Effects of fluorination and thermal shock on the photocatalytic activity of Bi2O3 nanopowders


Colloids and Surfaces A: Physicochemical and Engineering Aspects, vol.626, 2021 (Peer-Reviewed Journal) identifier identifier

  • Publication Type: Article / Article
  • Volume: 626
  • Publication Date: 2021
  • Doi Number: 10.1016/j.colsurfa.2021.127049
  • Journal Name: Colloids and Surfaces A: Physicochemical and Engineering Aspects
  • Journal Indexes: Science Citation Index Expanded, Scopus, Academic Search Premier, Biotechnology Research Abstracts, Chemical Abstracts Core, Chimica, Compendex, EMBASE, INSPEC
  • Keywords: Bi2O3, Fluorination, Thermal shock, Photocatalysis, Nanopowder, NITROGEN-DOPED TIO2, SURFACE FLUORINATION, DEGRADATION, NANOPARTICLES, PERFORMANCE, NH4F


© 2021 Elsevier B.V.Fluorinated Bi2O3 (F-Bi2O3) nanopowder was prepared via fluorination followed by thermal shock of α-Bi2O3 nanopowder. The XRD, FTIR, SEM, and DRS characterization techniques were employed to investigate the effects of fluorine (F) insertion into the α-Bi2O3 host and the thermal shock from different temperatures. The crystal structure, optical and photocatalytic properties of the F-Bi2O3 nanopowders prepared were researched. The XRD results confirmed the substitution of O2- with F-. The FTIR results revealed that the coordination of Bi atoms changed upon F- substitution.

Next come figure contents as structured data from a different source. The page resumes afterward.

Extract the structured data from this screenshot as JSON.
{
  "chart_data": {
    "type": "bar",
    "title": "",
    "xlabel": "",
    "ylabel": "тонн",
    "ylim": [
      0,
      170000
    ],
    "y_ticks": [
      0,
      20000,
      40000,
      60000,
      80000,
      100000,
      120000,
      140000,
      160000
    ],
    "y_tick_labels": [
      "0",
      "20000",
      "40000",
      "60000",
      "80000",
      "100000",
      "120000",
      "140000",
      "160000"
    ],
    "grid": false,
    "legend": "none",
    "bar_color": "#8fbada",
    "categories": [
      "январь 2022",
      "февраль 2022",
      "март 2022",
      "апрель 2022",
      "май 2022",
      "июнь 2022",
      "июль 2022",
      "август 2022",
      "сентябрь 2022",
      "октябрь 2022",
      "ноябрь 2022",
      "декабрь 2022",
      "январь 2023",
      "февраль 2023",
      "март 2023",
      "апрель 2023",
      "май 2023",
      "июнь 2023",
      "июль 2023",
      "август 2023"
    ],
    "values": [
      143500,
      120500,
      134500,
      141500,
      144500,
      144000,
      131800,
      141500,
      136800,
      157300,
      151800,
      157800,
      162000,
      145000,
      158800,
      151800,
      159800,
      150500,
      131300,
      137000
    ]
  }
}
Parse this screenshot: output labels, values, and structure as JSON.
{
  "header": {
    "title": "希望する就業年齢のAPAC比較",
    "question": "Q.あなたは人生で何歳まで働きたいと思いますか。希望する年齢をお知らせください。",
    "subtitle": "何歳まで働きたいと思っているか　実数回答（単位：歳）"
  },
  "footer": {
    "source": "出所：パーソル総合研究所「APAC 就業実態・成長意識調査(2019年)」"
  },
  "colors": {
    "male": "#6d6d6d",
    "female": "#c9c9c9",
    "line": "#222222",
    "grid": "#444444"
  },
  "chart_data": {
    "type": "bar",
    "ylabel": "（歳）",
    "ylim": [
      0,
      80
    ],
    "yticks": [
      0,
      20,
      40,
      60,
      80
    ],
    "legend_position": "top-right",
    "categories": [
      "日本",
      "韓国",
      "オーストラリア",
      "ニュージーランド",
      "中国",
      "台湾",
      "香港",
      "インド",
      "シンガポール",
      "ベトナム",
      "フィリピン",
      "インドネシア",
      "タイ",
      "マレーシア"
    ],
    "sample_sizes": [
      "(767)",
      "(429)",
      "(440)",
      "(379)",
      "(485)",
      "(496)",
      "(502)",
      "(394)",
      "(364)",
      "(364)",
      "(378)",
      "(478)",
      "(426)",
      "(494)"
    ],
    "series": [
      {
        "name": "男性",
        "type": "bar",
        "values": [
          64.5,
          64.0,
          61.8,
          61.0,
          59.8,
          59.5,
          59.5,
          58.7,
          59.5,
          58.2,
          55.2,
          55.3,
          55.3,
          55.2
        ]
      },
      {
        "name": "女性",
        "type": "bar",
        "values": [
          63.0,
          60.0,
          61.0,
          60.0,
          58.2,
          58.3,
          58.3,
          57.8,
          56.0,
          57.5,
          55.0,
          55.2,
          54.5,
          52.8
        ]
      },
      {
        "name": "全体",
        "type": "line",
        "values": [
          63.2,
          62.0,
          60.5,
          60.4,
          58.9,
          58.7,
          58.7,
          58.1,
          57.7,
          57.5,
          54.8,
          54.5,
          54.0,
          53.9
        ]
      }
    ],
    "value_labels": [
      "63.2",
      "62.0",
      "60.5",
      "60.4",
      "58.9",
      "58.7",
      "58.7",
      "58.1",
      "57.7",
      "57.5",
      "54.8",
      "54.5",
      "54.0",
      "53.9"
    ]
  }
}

The incorporation of F into the α-Bi2O3 host and thermal shock did not influence the morphology but modified the band structure of α-Bi2O3, leading to a red-shift in the optical absorption edge. Also, the bandgap narrowed from 2.8 eV to 2.6 eV. The density functional theory calculation proved that the F 2p orbitals were positioned in the valence band (VB), resulting in broader and more spread bands for F-Bi2O3. The results suggested that the photoexcited charge carrier mobility in the valence band (VB) and conduction band (CB) are enhanced upon F insertion into α-Bi2O3. The photocatalytic efficiency of the synthesized nanopowders was assessed by the degradation of Bromocresol Green (BG) under visible light illumination. Photocatalytic activity improved upon fluorination. The F-Bi2O3 nanopowders thermally shocked from higher temperatures showed negligible photocatalytic performance. The best photocatalytic performance of 70% BG degradation was realized after 180 min visible irradiation for the F-Bi2O3 nanopowder thermal shocked from 500 °C.